In the fairy tale Cinderella, the prince has to go through the entire kingdom, trying to find his princess by testing people's feet to see if they fit a glass shoe. Time consuming, but not too bad compared with conventional searches for the 'feet' in drug discovery — that is, the drugs — which have often been performed without any knowledge of the protein 'shoe'. To stretch an analogy, structure-based drug design addresses this issue to some extent by using knowledge of the shoe to preassemble feet more likely to fit, but better still, what if the shoe itself could be used to make the ideal foot? This is the idea behind in situ 'click chemistry', a strategy developed by Barry Sharpless and colleagues, which could be thought of as testing a range of foot parts designed to link together in the shoe only if they can form a foot that fits perfectly. The first example of the application of this technique to the discovery of a femtomolar inhibitor of acetylcholinesterase (AChE) is described in a recent issue of Angewandte Chemie.

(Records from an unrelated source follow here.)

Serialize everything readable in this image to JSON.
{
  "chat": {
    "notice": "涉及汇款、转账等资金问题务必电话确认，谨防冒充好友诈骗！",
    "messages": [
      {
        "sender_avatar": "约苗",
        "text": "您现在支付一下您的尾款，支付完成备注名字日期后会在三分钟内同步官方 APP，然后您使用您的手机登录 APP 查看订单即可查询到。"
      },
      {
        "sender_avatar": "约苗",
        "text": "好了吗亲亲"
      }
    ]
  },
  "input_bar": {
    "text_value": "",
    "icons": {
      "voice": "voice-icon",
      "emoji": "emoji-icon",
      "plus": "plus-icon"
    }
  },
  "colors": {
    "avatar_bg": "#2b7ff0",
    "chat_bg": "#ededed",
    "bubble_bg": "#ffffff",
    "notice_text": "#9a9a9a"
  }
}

Click chemistry uses chemical building blocks containing functional groups that are thermodynamically 'spring-loaded' to react only with appropriate complementary functional groups in other blocks. The present study exploited the Huisgen 1,3-dipolar cycloaddition, which links azides and acetylenes — functional groups that are generally compatible with enzymes under physiological conditions, and that can easily be incorporated into a wide range of building blocks. The Huisgen cycloaddition can be carried out in water, and — ideally for the current purpose — the reaction depends on the proximity and appropriate alignment of the two components.

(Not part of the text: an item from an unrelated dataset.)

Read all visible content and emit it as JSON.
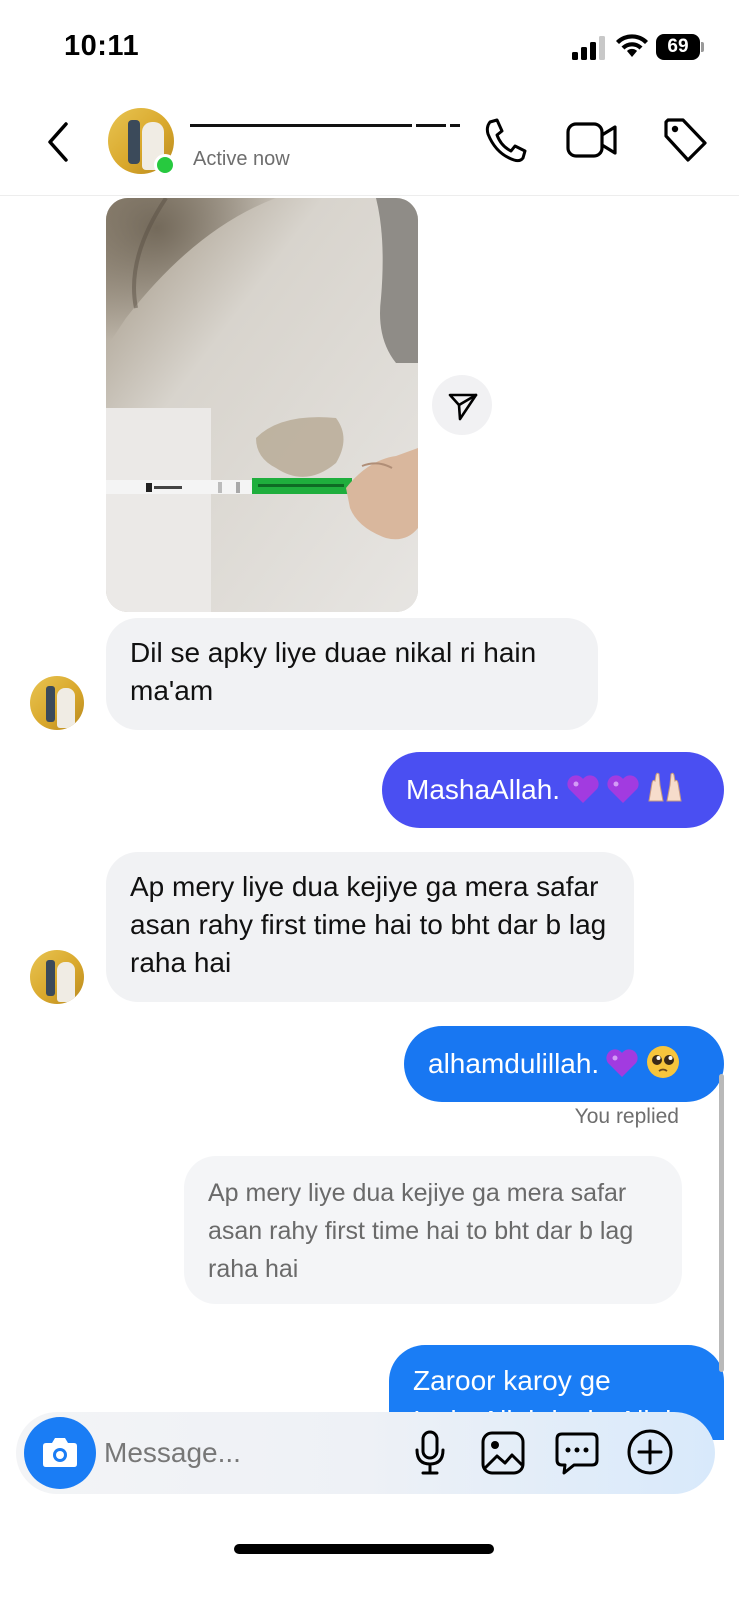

AChE, a target of drugs for Alzheimer's disease, was used as a template for the assembly of the building blocks — in this case, small molecules known to bind with affinities in the micromolar to nanomolar range to either the active site or an adjacent site of AchE. These were linked to azide or acetylene groups by alkyl chains of varying lengths. Each of a possible 49 pairs of small molecules was incubated with AChE, and subsequent examination of the reaction mixtures by mass spectrometry indicated that only one azide–acetylene pair, TZ2–PA6, had combined. No such reaction occurs in the absence of enzyme, and blocking the active site inhibited the formation of TZ2–PA6, showing that the active site is acting as the template.

TZ2–PA6 is the strongest non-covalent inhibitor of AchE discovered so far by two orders of magnitude. It seems likely that broader applicability of the in situ click chemistry approach will be the subject of much future research.